Quel giorno ero arrivata prima del mio solito e dopo aver constatato
che al
solito punto di ritrovo della mia classe non ci fosse nessuno, mi ero
diretta
verso il bar. Solitamente arrivavo sempre un po’ prima per
poter parcheggiare
tranquillamente la mia macchinetta senza il rischio di trovare le
macchine
degli impiegati dei vari uffici parcheggiate anche sui posti riservati
ai
motorini e a tutti i mezzi di cilindrata cinquanta. Tuttavia quella
mattina,
stranamente, avevo deciso subito cosa mettermi e non avevo perso troppo
tempo
camminando avanti e indietro per casa senza combinare niente, riuscendo
così ad
uscire alle otto meno dieci da casa e stando alle otto in punto di
fronte
all’inquietante cancello del mio liceo.
-Scusate- Dissi a voce abbastanza alta in modo da riuscire a farmi
spazio
fra la massa di gente che si era accalcata nell’area fra il
bancone e la cassa.
Mentre aspettavo che fosse il mio turno per pagare mi guardai intorno
cercando
di scorgere qualche volto conosciuto: riconobbi qualche ragazza
dell’ultimo
anno ed una professoressa della sezione G che chiaccherava animatamente
con un
suo alunno.
-Buongiorno, Ginni!- La voce di Franco, il proprietario del bar, mi
destò
dalla mia perlustrazione del luogo.
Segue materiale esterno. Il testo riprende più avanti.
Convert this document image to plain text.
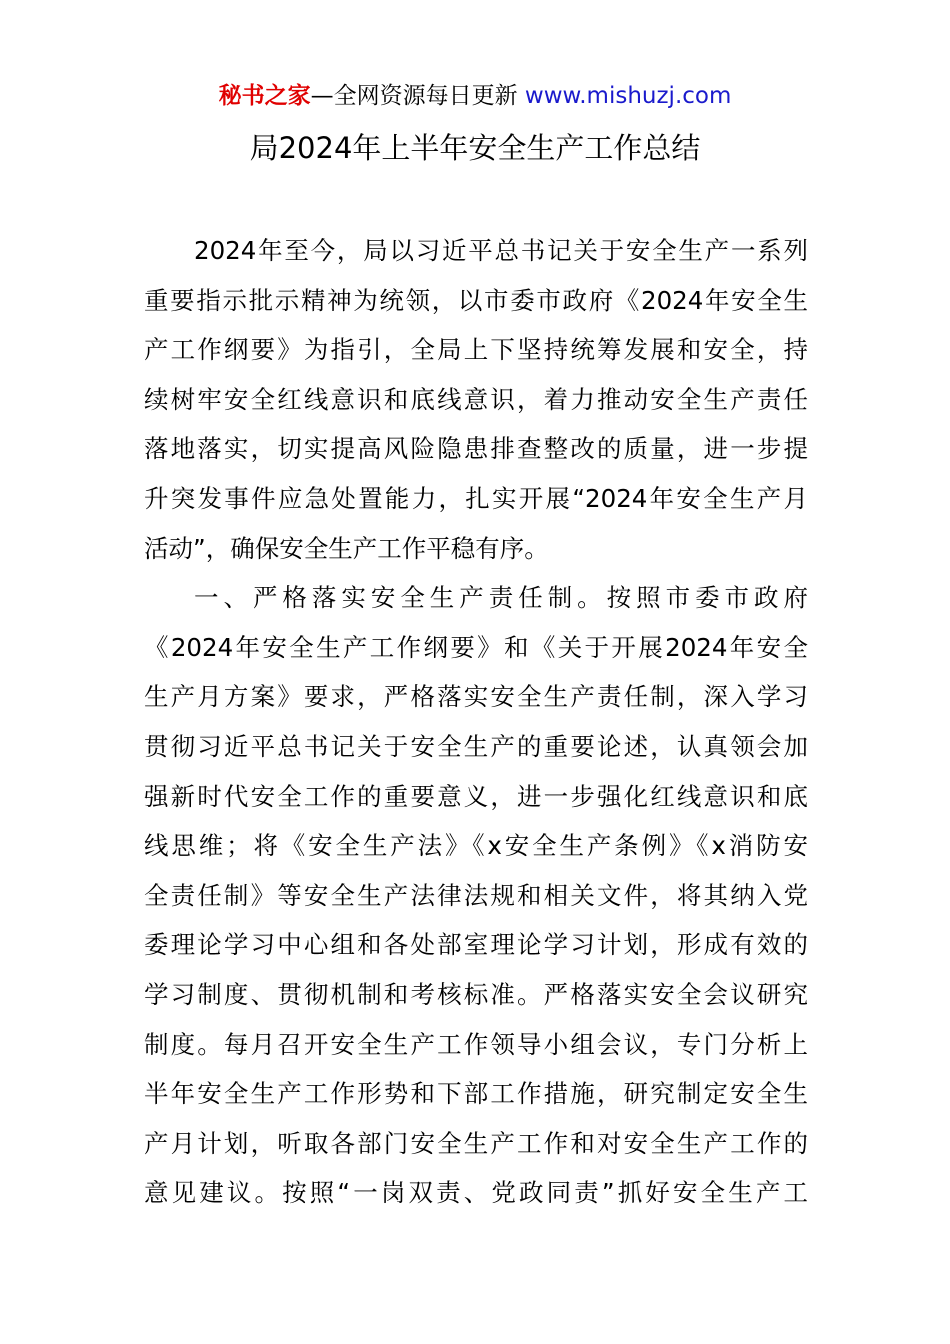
秘书之家—全网资源每日更新 www.mishuzj.com
局2024年上半年安全生产工作总结
2024年至今，局以习近平总书记关于安全生产一系列
重要指示批示精神为统领，以市委市政府《2024年安全生
产工作纲要》为指引，全局上下坚持统筹发展和安全，持
续树牢安全红线意识和底线意识，着力推动安全生产责任
落地落实，切实提高风险隐患排查整改的质量，进一步提
升突发事件应急处置能力，扎实开展“2024年安全生产月
活动”，确保安全生产工作平稳有序。
一、严格落实安全生产责任制。按照市委市政府
《2024年安全生产工作纲要》和《关于开展2024年安全
生产月方案》要求，严格落实安全生产责任制，深入学习
贯彻习近平总书记关于安全生产的重要论述，认真领会加
强新时代安全工作的重要意义，进一步强化红线意识和底
线思维；将《安全生产法》《x安全生产条例》《x消防安
全责任制》等安全生产法律法规和相关文件，将其纳入党
委理论学习中心组和各处部室理论学习计划，形成有效的
学习制度、贯彻机制和考核标准。严格落实安全会议研究
制度。每月召开安全生产工作领导小组会议，专门分析上
半年安全生产工作形势和下部工作措施，研究制定安全生
产月计划，听取各部门安全生产工作和对安全生产工作的
意见建议。按照“一岗双责、党政同责”抓好安全生产工
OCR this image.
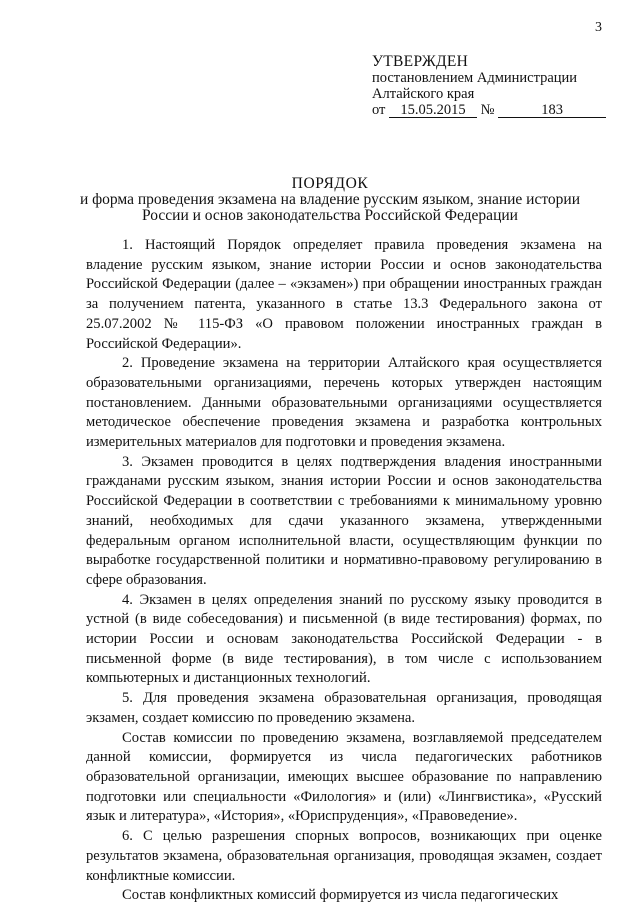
3
УТВЕРЖДЕН
постановлением Администрации
Алтайского края
от 15.05.2015 №	183
ПОРЯДОК
и форма проведения экзамена на владение русским языком, знание истории
России и основ законодательства Российской Федерации

1. Настоящий Порядок определяет правила проведения экзамена на владение русским языком, знание истории России и основ законодательства Российской Федерации (далее – «экзамен») при обращении иностранных граждан за получением патента, указанного в статье 13.3 Федерального закона от 25.07.2002 № 115-ФЗ «О правовом положении иностранных граждан в Российской Федерации».

2. Проведение экзамена на территории Алтайского края осуществляется образовательными организациями, перечень которых утвержден настоящим постановлением. Данными образовательными организациями осуществляется методическое обеспечение проведения экзамена и разработка контрольных измерительных материалов для подготовки и проведения экзамена.

3. Экзамен проводится в целях подтверждения владения иностранными гражданами русским языком, знания истории России и основ законодательства Российской Федерации в соответствии с требованиями к минимальному уровню знаний, необходимых для сдачи указанного экзамена, утвержденными федеральным органом исполнительной власти, осуществляющим функции по выработке государственной политики и нормативно-правовому регулированию в сфере образования.

4. Экзамен в целях определения знаний по русскому языку проводится в устной (в виде собеседования) и письменной (в виде тестирования) формах, по истории России и основам законодательства Российской Федерации - в письменной форме (в виде тестирования), в том числе с использованием компьютерных и дистанционных технологий.

5. Для проведения экзамена образовательная организация, проводящая экзамен, создает комиссию по проведению экзамена.

Состав комиссии по проведению экзамена, возглавляемой председателем данной комиссии, формируется из числа педагогических работников образовательной организации, имеющих высшее образование по направлению подготовки или специальности «Филология» и (или) «Лингвистика», «Русский язык и литература», «История», «Юриспруденция», «Правоведение».

6. С целью разрешения спорных вопросов, возникающих при оценке результатов экзамена, образовательная организация, проводящая экзамен, создает конфликтные комиссии.

Состав конфликтных комиссий формируется из числа педагогических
Mi voltai con un ampio sorriso e
contai
velocemente i soldi che tenevo sulla mia mano destra: un euro e trenta
giusti
giusti. –Un moretto ed un caffé, giusto?-
-Giusto- Risposi sorridente. In fondo dopo due anni passati a fare
sempre
colazione lì, ordinando le sempre stesse cose, anche lui ed
i baristi avevano
imparato a memoria i miei gusti in fatto di cibo. Posai i soldi sul
piattino e
presi lo scontrino, mettendomelo subito in tasca. Tanto non me lo
chiedevano
neanche più. Sgomitando il più elegantemente
possibile ed il meno dolorosamente
per coloro che mi circondavano, riuscii a raggiungere il bancone,
buttando
immediatamente la mia borsa a terra. Non appena Anna, la barista, mi
notò, mi
accolse con un ampissimo sorriso e mi fece segno di andare a prendere
il
moretto ed il caffé. Non passarono neanche due minuti che
stavo già consumando
tranquillamente la mia colazione. Mentre addentavo felice il moretto
assaporandone il sapore al cioccolato pensando alla giornata che mi
aspettava,
mi guardai un po’ intorno e non appena voltai la testa a
destra vidi al mio
fianco un ragazzo che non avevo probabilmente mai notato prima a scuola
avvicinarsi, posare la borsa a terra e mettere lo scontrino sul
bancone. Lo
osservai incuriosita mentre mandavo giù l’ultimo
pezzo di quella bontà
ipercalorica che avevo appena mangiato: alto, capelli mori non troppo
lunghi e
leggermente spettinati, carnagione un po’ scura e lineamenti
tranquilli, dolci
e regolari. Possibile che nella mia scuola, carente di ragazzi carini,
non si
fosse mai parlato di quel ragazzo che meritava sicuramente un posto
nella
classifica dei più desiderati? Ipotizzai che fosse uno nuovo
mentre portavo la
tazzina alle labbra per mandare giù il caffé
amarissimo. Ad un tratto lui si
girò ed incrociò il mio sguardo che gli stava
facendo una radiografia da almeno
un paio di minuti. Mentre le mie guance si coloravano probabilmente di
porpora
ed indirizzavo il mio sguardo ficcanaso sul piattino dove posavo la
tazzina,
lui sorrideva guardandomi per poi tornare a concentrarsi sul suo
cappuccino.
-Ciao, Anna!- Dissi con evidente imbarazzo nella voce mentre mi piegavo
a
raccogliere la borsa a tracolla da terra.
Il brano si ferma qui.